Beware Experts Who Confuse and Conceal

Beware Experts Who Confuse and Conceal

 

Paul Romer

Paul Romer

On July 18, the World Bank announced it had appointed as its Chief Economist Paul Romer from New York University’s Stern School of Business. Romer has been involved in a nasty fight with eminent economists for his article attacking “mathiness” in economics – a variant on Stephen Colbert’s “truthiness.” In the pages of the American Economc Review – the most prestigious journal – Romer lit into economists – attacking by name two Nobel Prize winners, Edward Prescott and Robert Lucas (who had been Romer’s PhD advisor) – for their complex models which do not actually depict reality:

“Presenting a[n economic] model is like doing a card trick. Everyone knows that there will be some sleight of hand. There is no intent to deceive because no one takes it seriously. Perhaps our norms will soon be like those in professional magic: it will be impolite, perhaps even an ethical breach, to reveal how someone’s trick works.”
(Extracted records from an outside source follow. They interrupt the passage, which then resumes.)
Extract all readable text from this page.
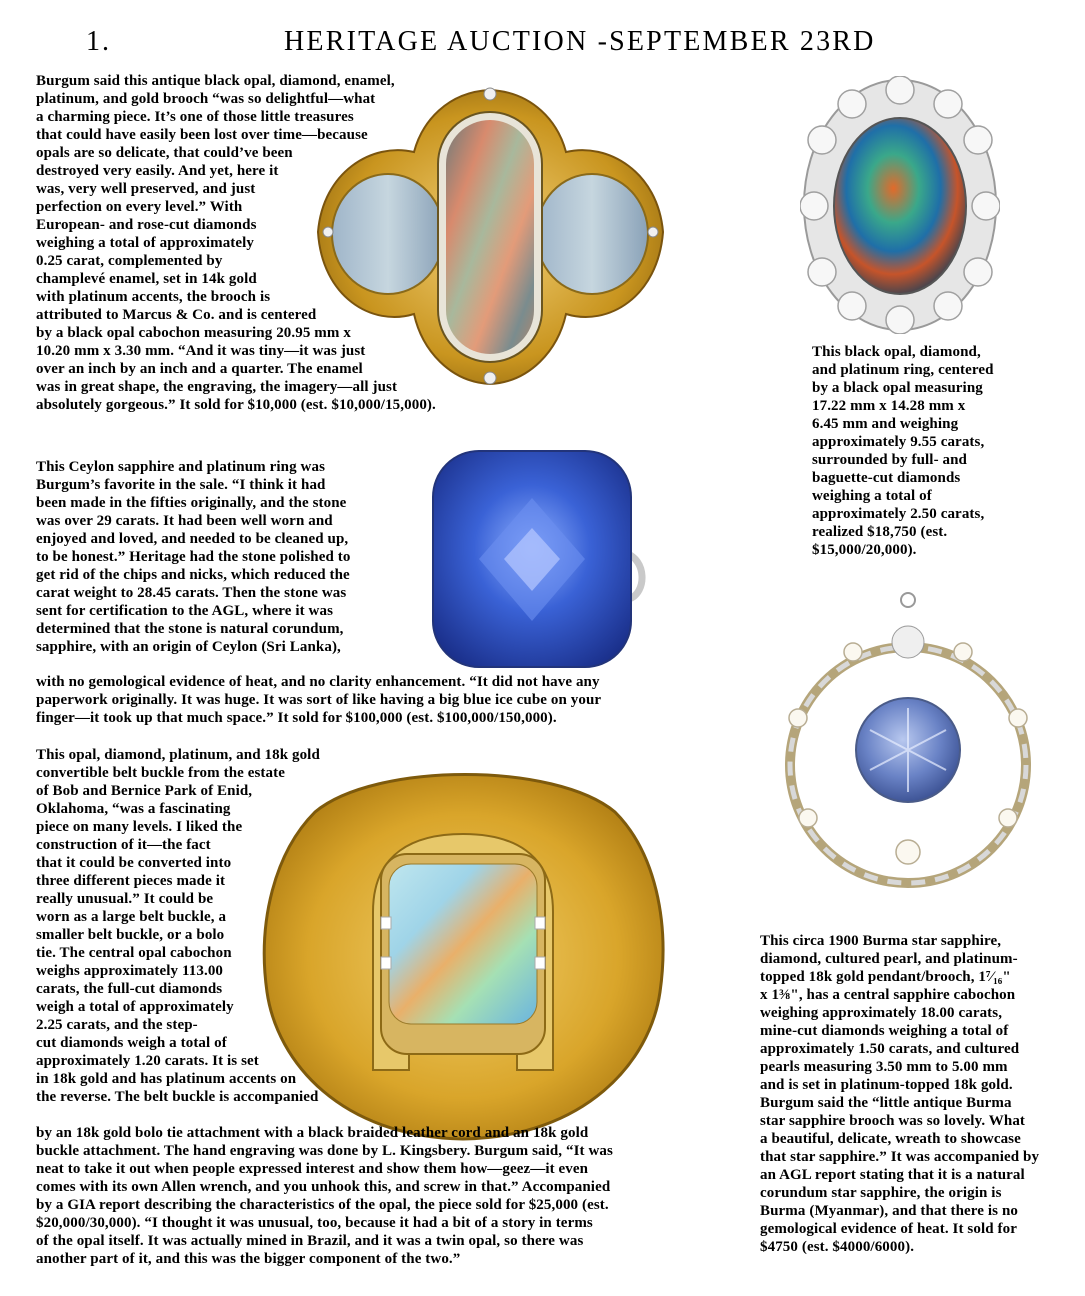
1.	HERITAGE AUCTION -SEPTEMBER 23RD
Burgum said this antique black opal, diamond, enamel,
platinum, and gold brooch “was so delightful—what
a charming piece. It’s one of those little treasures
that could have easily been lost over time—because
opals are so delicate, that could’ve been
destroyed very easily. And yet, here it
was, very well preserved, and just
perfection on every level.” With
European- and rose-cut diamonds
weighing a total of approximately
0.25 carat, complemented by
champlevé enamel, set in 14k gold
with platinum accents, the brooch is
attributed to Marcus & Co. and is centered
by a black opal cabochon measuring 20.95 mm x
10.20 mm x 3.30 mm. “And it was tiny—it was just
over an inch by an inch and a quarter. The enamel
was in great shape, the engraving, the imagery—all just
absolutely gorgeous.” It sold for $10,000 (est. $10,000/15,000).
This black opal, diamond,
and platinum ring, centered
by a black opal measuring
17.22 mm x 14.28 mm x
6.45 mm and weighing
approximately 9.55 carats,
surrounded by full- and
baguette-cut diamonds
weighing a total of
approximately 2.50 carats,
realized $18,750 (est.
$15,000/20,000).
This Ceylon sapphire and platinum ring was
Burgum’s favorite in the sale. “I think it had
been made in the fifties originally, and the stone
was over 29 carats. It had been well worn and
enjoyed and loved, and needed to be cleaned up,
to be honest.” Heritage had the stone polished to
get rid of the chips and nicks, which reduced the
carat weight to 28.45 carats. Then the stone was
sent for certification to the AGL, where it was
determined that the stone is natural corundum,
sapphire, with an origin of Ceylon (Sri Lanka),
with no gemological evidence of heat, and no clarity enhancement. “It did not have any
paperwork originally. It was huge. It was sort of like having a big blue ice cube on your
finger—it took up that much space.” It sold for $100,000 (est. $100,000/150,000).
This opal, diamond, platinum, and 18k gold
convertible belt buckle from the estate
of Bob and Bernice Park of Enid,
Oklahoma, “was a fascinating
piece on many levels. I liked the
construction of it—the fact
that it could be converted into
three different pieces made it
really unusual.” It could be
worn as a large belt buckle, a
smaller belt buckle, or a bolo
tie. The central opal cabochon
weighs approximately 113.00
carats, the full-cut diamonds
weigh a total of approximately
2.25 carats, and the step-
cut diamonds weigh a total of
approximately 1.20 carats. It is set
in 18k gold and has platinum accents on
the reverse. The belt buckle is accompanied
by an 18k gold bolo tie attachment with a black braided leather cord and an 18k gold
buckle attachment. The hand engraving was done by L. Kingsbery. Burgum said, “It was
neat to take it out when people expressed interest and show them how—geez—it even
comes with its own Allen wrench, and you unhook this, and screw in that.” Accompanied
by a GIA report describing the characteristics of the opal, the piece sold for $25,000 (est.
$20,000/30,000). “I thought it was unusual, too, because it had a bit of a story in terms
of the opal itself. It was actually mined in Brazil, and it was a twin opal, so there was
another part of it, and this was the bigger component of the two.”
This circa 1900 Burma star sapphire,
diamond, cultured pearl, and platinum-
topped 18k gold pendant/brooch, 1⁷⁄₁₆"
x 1⅜", has a central sapphire cabochon
weighing approximately 18.00 carats,
mine-cut diamonds weighing a total of
approximately 1.50 carats, and cultured
pearls measuring 3.50 mm to 5.00 mm
and is set in platinum-topped 18k gold.
Burgum said the “little antique Burma
star sapphire brooch was so lovely. What
a beautiful, delicate, wreath to showcase
that star sapphire.” It was accompanied by
an AGL report stating that it is a natural
corundum star sapphire, the origin is
Burma (Myanmar), and that there is no
gemological evidence of heat. It sold for
$4750 (est. $4000/6000).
“No one takes it seriously” – except the investors at the world’s largest financial institutions who invested hundreds of billions into complicated financial products which economic models showed were safe and profitable.

It is hard to overstate how badly economists have done at explaining the economy much less making predictions (confession: my PhD is in economics and I was an economist for the World Bank and IMF). The problems were not exactly hard to find. Romer showed that some of the most respected economists commit elementary mathematical mistakes in building their models. He concluded, “Neither colleagues who read working papers, nor reviewers, nor journal editors, are paying attention to the math.”

It would be nice to think that only economists make the mistake of thinking they know much more than they actually do. Unfortunately, they have lots of company from experts in other fields. All too often, “group think” sets in, with experts thinking that since everyone else is doing “it,” “it” must be the right thing to do.worldbank negotiation

Lesson for business negotiating: never take at face value what you are told, no matter what fancy arguments from seeming experts are used. Verify everything with people who have practical experience. If it doesn’t feel right, mistrust it even if you cannot articulate why and all the experts tell you that you are wrong.